大ロンドン計画(だいロンドンけいかく)とは|造園用語
英語:Greater London plan
1944年、アーバークロンビー(P.Abercrombie)によって策定された計画。1924年のアムステルダム宣言の影響もあって、各国の大都市地域はグリーンベルトによる大都市人口抑制政策を検討し始めた。ロンドンでは1927年に大ロンドン計画委員会が発足し、委員会の技術顧問としてアンウィン(Raymond Unwin)が就任した。彼は委員会報告を1933年に公表したが、その趣旨はグリーンガードルという緑の帯による都市形態調整の考えに基づくもの。
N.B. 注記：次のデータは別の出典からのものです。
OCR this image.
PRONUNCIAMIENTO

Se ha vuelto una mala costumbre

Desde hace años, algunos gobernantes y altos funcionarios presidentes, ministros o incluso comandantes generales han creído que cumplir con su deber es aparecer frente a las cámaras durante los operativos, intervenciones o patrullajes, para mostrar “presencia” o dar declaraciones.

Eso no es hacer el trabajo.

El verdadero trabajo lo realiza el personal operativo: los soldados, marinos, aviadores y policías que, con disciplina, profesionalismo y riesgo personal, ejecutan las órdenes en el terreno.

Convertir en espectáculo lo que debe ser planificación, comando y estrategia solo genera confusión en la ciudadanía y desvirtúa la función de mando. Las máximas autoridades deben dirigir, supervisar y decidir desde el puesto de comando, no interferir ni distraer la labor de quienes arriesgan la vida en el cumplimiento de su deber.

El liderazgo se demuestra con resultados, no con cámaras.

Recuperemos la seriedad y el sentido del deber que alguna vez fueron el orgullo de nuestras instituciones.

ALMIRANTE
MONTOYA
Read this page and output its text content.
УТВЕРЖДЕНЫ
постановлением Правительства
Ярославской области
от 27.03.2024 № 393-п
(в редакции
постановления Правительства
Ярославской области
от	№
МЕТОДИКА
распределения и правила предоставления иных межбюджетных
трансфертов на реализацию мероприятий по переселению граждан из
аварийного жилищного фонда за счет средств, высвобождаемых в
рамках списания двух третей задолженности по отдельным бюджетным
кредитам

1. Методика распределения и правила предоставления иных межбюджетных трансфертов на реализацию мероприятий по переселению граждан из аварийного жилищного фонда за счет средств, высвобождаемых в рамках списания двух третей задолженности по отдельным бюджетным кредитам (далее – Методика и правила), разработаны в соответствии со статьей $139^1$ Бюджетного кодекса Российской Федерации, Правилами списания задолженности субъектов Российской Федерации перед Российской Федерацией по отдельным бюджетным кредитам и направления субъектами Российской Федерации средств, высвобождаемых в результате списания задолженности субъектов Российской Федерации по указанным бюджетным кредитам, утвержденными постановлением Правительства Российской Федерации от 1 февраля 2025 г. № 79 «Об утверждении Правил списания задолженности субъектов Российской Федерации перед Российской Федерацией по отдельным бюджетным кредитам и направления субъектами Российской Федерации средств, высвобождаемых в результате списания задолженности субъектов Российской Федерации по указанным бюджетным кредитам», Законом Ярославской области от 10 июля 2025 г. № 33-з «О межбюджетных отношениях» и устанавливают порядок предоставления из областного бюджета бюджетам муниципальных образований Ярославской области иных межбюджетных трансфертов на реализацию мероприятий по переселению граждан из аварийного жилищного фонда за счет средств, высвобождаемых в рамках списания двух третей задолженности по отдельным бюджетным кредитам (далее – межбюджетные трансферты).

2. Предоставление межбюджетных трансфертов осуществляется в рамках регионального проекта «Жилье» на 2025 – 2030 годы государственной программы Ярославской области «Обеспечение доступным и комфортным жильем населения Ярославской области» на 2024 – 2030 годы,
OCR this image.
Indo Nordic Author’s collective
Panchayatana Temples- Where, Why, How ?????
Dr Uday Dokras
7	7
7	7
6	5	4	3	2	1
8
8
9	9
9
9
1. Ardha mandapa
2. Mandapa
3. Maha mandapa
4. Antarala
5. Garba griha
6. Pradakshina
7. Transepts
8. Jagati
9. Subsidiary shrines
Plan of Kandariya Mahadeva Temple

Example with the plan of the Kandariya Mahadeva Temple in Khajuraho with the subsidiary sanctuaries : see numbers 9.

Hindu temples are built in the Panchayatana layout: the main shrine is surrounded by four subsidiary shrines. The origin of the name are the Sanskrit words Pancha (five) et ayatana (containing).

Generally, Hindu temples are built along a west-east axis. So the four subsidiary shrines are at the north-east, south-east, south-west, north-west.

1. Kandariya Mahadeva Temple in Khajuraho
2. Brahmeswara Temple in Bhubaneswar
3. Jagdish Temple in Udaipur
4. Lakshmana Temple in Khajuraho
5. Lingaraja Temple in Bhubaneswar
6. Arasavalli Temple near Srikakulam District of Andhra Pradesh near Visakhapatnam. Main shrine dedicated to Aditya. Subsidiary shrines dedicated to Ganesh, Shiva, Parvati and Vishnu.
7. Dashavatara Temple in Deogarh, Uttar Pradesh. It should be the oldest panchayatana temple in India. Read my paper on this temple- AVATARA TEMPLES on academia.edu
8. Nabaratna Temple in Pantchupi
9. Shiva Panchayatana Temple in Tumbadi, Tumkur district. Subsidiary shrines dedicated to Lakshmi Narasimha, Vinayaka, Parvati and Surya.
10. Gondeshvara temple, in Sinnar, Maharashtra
この計画を実現させるため、1938年になり「緑地帯法」(Green belt act)が制定され、グリーンガードルとして特定された土地は順次買収され公園等として公開されることになった。このころ田園地域の土地利用を考えるスコット委員会は、ハワードの田園都市論と類似のグリーンベルトの考え方を提言した。すなわちスコット委員会のグリーンベルトは先のグリーンガードルより広義の概念の本質的には農地としてグリーンベルトであった。アンウィンのグリーンガードル案、スコット委員会のグリーンベルトの考え方を背景として、1944年に、ロンドン大学のアーバークロンビー教援は大ロンドン計画を策定した。大ロンドン計画はロンドンを中心とする半径約30マイル(50Km)の範囲を四つの環状帯で構成したもので、内部から順に、内部市街地、郊外地帯、緑地帯、周辺地帯とされた。このうち、緑地帯はその幅約16kmとし,都市拡大の抑制、農業、自然美、レクリエーションの用に供するものとして位置づけられた。この計画は、1946年に大臣により承認され政策となった。